Super Show I was a sort of collectors' Woodstock, at which Bertolini, a former partner of Pete Rose's in a memorabilia business, and Hongach, an ex-New York Yankee batboy, assembled all 11 living members of baseball's 500 home run club. Fans were charged $150 for admission and an autograph from each player. According to Newsday, several of the 11, including Willie Mays, appeared before a grand jury, although not necessarily as targets of the investigation. "It was the mother of all autograph shows," says Gerald McMahon, the attorney for a man who delivered cash to the baseball greats that weekend. Hongach said at his plea hearing that he made a cash payment of $27,000 to an agent for Mickey Mantle, and McMahon told SI that the former Yankee ultimately took home as much as $175,000. Mantle's lawyers dispute that figure and say all cash their client received was reported for tax purposes.

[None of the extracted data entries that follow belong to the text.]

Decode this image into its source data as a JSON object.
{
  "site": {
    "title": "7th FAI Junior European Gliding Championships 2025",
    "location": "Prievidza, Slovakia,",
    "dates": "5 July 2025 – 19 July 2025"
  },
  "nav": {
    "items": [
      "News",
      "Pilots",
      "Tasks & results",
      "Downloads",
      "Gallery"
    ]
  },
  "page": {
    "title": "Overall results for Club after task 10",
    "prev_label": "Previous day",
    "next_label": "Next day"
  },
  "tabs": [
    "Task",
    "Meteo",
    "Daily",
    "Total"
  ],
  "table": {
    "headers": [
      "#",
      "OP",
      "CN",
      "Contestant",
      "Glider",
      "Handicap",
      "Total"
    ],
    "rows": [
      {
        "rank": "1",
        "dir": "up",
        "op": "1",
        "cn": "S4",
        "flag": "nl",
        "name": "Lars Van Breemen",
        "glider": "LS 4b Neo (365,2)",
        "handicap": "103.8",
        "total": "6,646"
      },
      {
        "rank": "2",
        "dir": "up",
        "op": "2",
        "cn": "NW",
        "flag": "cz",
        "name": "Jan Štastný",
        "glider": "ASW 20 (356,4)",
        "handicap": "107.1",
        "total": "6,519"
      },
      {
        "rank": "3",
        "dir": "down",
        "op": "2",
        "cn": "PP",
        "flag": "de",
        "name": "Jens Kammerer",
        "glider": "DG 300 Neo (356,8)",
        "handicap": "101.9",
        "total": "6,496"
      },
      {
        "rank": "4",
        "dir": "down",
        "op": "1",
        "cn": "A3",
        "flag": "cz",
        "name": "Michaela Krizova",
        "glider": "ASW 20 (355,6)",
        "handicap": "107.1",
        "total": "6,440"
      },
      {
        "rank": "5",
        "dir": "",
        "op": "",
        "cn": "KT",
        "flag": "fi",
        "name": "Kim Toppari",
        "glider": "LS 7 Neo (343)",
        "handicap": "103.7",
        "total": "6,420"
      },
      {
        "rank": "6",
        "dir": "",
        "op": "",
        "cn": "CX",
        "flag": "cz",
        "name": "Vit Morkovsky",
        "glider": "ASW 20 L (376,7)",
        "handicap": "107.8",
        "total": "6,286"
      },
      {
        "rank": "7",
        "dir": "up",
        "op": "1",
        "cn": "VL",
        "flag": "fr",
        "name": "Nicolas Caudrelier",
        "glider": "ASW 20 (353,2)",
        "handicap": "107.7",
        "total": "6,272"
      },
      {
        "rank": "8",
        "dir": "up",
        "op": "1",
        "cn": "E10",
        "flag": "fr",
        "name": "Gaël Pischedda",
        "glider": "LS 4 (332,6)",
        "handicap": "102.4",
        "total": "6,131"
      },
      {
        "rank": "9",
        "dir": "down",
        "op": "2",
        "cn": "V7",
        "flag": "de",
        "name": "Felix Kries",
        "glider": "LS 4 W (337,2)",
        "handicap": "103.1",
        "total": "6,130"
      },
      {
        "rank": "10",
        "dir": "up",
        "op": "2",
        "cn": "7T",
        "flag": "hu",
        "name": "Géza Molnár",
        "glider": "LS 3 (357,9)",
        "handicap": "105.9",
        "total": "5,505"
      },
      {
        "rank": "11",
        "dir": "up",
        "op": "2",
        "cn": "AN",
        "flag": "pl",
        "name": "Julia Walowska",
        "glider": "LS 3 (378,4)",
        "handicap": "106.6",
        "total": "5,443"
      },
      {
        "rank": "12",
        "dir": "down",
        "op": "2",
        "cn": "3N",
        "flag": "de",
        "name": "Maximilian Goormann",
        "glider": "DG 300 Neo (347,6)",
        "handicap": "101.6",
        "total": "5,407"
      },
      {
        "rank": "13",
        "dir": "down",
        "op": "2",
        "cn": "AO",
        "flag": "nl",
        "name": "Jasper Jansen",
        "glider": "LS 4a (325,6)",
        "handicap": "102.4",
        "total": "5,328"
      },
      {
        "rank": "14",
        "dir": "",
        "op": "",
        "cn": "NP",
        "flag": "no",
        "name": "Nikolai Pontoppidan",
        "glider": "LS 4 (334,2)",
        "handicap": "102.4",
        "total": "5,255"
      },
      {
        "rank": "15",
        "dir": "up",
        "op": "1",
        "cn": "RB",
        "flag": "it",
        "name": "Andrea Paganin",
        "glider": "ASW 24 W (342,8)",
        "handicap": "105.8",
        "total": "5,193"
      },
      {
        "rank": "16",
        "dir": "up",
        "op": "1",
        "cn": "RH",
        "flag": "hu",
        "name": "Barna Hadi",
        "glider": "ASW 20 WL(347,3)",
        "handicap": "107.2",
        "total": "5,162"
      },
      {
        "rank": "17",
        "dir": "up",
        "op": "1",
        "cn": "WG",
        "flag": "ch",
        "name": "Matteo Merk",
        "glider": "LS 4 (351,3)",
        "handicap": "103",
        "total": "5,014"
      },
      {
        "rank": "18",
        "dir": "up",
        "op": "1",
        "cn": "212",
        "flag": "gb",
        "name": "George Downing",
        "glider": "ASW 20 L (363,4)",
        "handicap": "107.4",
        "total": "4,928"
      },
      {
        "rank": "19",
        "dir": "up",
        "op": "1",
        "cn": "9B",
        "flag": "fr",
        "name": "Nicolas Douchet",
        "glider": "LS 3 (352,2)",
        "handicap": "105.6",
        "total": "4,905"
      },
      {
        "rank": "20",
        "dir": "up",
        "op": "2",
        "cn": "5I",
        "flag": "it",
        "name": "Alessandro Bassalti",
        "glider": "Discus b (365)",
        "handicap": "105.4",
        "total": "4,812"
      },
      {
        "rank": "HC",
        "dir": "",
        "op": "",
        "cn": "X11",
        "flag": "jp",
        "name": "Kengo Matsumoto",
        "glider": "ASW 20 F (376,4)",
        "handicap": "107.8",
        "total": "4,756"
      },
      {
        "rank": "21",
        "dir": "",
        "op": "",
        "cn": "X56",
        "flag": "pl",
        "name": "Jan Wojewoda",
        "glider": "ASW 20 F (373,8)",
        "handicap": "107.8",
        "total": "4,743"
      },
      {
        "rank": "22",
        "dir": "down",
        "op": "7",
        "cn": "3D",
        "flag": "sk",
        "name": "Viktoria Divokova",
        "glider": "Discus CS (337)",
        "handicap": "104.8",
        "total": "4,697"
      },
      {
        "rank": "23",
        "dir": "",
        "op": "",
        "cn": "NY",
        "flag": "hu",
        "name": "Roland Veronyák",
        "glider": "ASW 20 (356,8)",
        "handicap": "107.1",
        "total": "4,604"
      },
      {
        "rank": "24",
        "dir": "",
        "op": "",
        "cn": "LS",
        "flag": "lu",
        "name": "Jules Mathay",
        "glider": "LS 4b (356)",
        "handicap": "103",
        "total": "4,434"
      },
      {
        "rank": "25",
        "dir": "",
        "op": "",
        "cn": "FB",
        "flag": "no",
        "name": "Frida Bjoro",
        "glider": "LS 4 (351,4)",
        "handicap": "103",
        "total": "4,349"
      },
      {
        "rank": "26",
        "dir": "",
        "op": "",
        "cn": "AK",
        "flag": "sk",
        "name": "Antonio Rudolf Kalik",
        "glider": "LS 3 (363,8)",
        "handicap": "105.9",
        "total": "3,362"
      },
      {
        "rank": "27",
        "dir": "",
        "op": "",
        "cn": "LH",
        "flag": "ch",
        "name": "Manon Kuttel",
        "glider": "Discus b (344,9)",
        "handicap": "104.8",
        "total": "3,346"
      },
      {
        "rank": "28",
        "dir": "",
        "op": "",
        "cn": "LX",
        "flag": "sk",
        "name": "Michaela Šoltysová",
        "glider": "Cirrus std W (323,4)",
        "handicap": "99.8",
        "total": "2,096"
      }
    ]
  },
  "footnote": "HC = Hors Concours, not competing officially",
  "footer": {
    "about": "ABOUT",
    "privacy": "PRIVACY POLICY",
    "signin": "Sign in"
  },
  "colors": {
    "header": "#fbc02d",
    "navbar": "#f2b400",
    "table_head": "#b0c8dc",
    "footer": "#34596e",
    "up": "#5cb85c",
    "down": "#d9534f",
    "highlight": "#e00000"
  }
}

The U.S. attorney's office describes the case as "continuing." But with the six-year statute of limitations on tax charges expiring as early as next month, any further indictments based on Bertolini and Hongach's Atlantic City extravaganza would have to be handed down soon. Even if the feds had a case against any of the 11—and all players reached last week by SI said they had done nothing wrong and weren't targets of a probe—prosecutors might demur on pursuing it. The IRS typically tries to make a point when it seeks an indictment, and in the Strawberry case there's a salient signal to send: that current players who don't report income will face the consequences.
At the 12th Meadowlands Classic sports-memorabilia show in East Rutherford, N.J., where $5 got you in and another $45 got you Reggie Jackson's signature, it was business as usual on Sunday. Jackson signed as he listened to football games on a radio, which was lent to him by a fan.
At day's end, coming by to retrieve his radio, the fan made the mistake of asking Mr. October for a couple of autographs, gratis. Jackson was willing to sign, but not without grumbling. "C'mon," he said. "The radio wasn't——worth $90 to me."
Paint that. Mr. Rockwell.
For years, for reasons no one can remember, Hamilton College fans at Sage Rink in Clinton, N.Y., have thrown things—traditionally tennis balls and oranges—at opposing goalies in celebration of the Continentals' first home goal of every season. The ritual has generally been tolerated in the past, but the Hamilton hurlers recently took their fling thing to such an extreme that it got them all tossed.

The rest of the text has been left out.